Schuster and Toro both marshalled the theoretical community and worked directly with experimentalists to see the framework completed and then implemented. LHC experiments now use the simplified model framework to plan searches, analyze data, and share results.
Asking deeper questions – as they had when developing simplified models – and then engaging with experiment became typical of the way Toro and Schuster work. It’s an unusual approach.
“Particle physics for the last 40 years got into this mode of constructing ‘top-down’ models and leaving it to experimentalists to figure out how to test them,” says Turok. “Philip and Natalia took a totally different ‘bottom-up’ approach, based on understanding the full potential of collider experiments and what they might be capable of seeing.”
As postdocs, the pair turned to the question of fundamental forces. There are four known forces: gravity, electromagnetism, the strong force, and the weak force. But are those forces, and their known force carriers, all there is, or just one corner of a broader picture? This is the deeper question Toro and Schuster posed. Along with collaborators, they proposed an elegant set of experiments to find out.

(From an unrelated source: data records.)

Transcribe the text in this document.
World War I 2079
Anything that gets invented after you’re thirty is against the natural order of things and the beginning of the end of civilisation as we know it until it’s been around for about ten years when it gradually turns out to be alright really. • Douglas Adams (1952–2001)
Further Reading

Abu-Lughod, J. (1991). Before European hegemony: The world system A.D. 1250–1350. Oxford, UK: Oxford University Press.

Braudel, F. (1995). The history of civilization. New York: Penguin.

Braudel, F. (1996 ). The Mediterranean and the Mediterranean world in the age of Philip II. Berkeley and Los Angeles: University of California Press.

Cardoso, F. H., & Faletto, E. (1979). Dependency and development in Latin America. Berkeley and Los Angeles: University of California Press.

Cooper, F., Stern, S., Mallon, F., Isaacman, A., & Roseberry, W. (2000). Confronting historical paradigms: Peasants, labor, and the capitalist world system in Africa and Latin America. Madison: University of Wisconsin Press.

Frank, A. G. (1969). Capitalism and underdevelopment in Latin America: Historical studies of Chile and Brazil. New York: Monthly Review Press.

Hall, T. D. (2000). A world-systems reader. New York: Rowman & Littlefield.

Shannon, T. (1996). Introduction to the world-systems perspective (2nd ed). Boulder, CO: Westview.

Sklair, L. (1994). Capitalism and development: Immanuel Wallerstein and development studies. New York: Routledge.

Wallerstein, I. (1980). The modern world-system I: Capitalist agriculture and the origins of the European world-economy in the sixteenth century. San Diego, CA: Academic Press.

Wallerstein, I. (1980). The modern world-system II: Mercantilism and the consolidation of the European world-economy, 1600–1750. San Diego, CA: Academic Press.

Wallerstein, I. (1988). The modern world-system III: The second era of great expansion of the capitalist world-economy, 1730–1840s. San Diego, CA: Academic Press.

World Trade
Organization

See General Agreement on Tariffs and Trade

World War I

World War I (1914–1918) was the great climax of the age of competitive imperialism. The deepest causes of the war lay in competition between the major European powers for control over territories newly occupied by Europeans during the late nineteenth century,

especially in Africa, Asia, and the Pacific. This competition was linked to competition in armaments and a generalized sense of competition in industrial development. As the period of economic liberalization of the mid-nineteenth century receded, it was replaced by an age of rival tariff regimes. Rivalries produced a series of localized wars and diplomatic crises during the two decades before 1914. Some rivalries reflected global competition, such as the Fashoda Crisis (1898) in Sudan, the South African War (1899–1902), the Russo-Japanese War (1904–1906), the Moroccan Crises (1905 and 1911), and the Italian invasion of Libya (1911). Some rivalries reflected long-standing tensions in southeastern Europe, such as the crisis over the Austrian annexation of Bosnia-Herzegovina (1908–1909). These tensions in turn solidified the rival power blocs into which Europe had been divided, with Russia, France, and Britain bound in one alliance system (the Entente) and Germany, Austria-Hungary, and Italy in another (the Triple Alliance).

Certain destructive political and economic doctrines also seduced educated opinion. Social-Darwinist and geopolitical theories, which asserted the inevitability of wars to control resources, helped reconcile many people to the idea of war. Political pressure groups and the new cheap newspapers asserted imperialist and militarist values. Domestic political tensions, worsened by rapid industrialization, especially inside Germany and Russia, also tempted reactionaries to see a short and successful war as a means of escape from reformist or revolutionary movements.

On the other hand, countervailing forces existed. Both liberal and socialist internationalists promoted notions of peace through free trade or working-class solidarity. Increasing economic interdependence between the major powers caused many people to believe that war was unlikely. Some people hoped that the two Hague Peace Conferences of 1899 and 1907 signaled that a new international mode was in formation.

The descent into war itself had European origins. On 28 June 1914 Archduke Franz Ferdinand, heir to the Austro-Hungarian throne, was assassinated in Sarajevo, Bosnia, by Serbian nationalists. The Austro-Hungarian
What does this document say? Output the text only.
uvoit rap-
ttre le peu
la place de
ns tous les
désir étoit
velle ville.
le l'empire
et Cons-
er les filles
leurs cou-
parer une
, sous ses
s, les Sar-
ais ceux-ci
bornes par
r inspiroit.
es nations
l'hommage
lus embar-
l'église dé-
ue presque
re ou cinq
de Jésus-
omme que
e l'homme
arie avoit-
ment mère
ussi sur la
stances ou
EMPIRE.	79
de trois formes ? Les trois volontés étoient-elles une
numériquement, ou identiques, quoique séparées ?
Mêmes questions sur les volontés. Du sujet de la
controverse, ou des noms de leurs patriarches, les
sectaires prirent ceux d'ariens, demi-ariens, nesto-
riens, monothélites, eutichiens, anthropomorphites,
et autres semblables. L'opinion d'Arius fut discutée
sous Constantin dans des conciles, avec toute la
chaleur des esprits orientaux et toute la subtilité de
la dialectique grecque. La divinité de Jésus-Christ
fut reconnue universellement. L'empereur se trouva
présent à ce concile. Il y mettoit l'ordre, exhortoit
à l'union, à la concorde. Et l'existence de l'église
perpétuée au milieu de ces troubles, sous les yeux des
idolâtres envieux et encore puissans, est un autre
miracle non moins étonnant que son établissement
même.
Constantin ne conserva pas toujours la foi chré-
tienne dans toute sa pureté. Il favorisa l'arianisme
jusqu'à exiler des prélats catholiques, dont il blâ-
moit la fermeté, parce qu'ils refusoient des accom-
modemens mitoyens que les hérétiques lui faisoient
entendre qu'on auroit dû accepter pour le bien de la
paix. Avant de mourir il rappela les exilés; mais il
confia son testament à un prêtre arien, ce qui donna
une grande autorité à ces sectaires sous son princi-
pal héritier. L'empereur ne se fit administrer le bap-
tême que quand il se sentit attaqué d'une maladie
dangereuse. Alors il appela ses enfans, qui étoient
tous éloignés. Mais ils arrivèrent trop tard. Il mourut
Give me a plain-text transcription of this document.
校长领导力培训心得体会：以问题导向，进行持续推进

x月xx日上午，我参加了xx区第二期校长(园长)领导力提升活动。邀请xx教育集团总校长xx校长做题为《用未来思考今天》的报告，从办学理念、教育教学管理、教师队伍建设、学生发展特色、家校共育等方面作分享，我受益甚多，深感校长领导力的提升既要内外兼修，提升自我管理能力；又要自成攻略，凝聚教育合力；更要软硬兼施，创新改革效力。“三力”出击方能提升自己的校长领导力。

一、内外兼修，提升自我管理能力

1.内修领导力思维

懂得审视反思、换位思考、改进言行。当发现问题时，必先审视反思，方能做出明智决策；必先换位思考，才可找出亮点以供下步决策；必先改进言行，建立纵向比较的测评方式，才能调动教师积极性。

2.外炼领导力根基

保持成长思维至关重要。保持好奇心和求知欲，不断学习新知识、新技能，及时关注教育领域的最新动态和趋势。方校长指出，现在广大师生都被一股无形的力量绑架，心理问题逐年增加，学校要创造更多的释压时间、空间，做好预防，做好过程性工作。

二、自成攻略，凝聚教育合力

This opened a new subfield. Hundreds of scientists are searching for new forces and for dark matter through a dozen different high-energy and nuclear physics experiments. Schuster and Toro themselves have helped bring three experiments from the blackboard to the beamline: APEX, of which they are spokespeople, as well as HPS and BDX, of which they are founding leaders.
This approach to particle physics is complementary to that pursued at the LHC, and every bit as fundamental. Anything they discover will be paradigm-shifting, with lasting impact on our understanding of the limits of the Standard Model.
Schuster and Toro continue to pioneer new ideas, developing a model of long-range forces mediated by continuous spin particles, or CSPs. CSPs are an exotic brand of possible particle that have long been assumed to be irrelevant to the real world, but Schuster and Toro – characteristically – questioned that assumption. Their developing work suggests that CSPs may be consistent as force-carriers, raising the possibility that known forces could be mediated by CSPs.
It’s a path on which they are just starting out, but it has the potential to change the way we understand both electromagnetism and gravity.
“Natalia and Philip are remarkable young physicists,” says Turok. “It’s no exaggeration to say they have changed the way particle physics is done. They may yet change more than that. We at Perimeter are very proud both of their achievements and their promise for the future.”
Perimeter Institute is the world’s largest research hub devoted to theoretical physics. The independent Institute was founded in 1999 to foster breakthroughs in the fundamental understanding of our universe, from the smallest particles to the entire cosmos. Research at Perimeter is motivated by the understanding that fundamental science advances human knowledge and catalyzes innovation, and that today’s theoretical physics is tomorrow’s technology. Located in the Region of Waterloo, the not-for-profit Institute is a unique public-private endeavour, including the Governments of Ontario and Canada, that enables cutting-edge research, trains the next generation of scientific pioneers, and shares the power of physics through award-winning educational outreach and public engagement.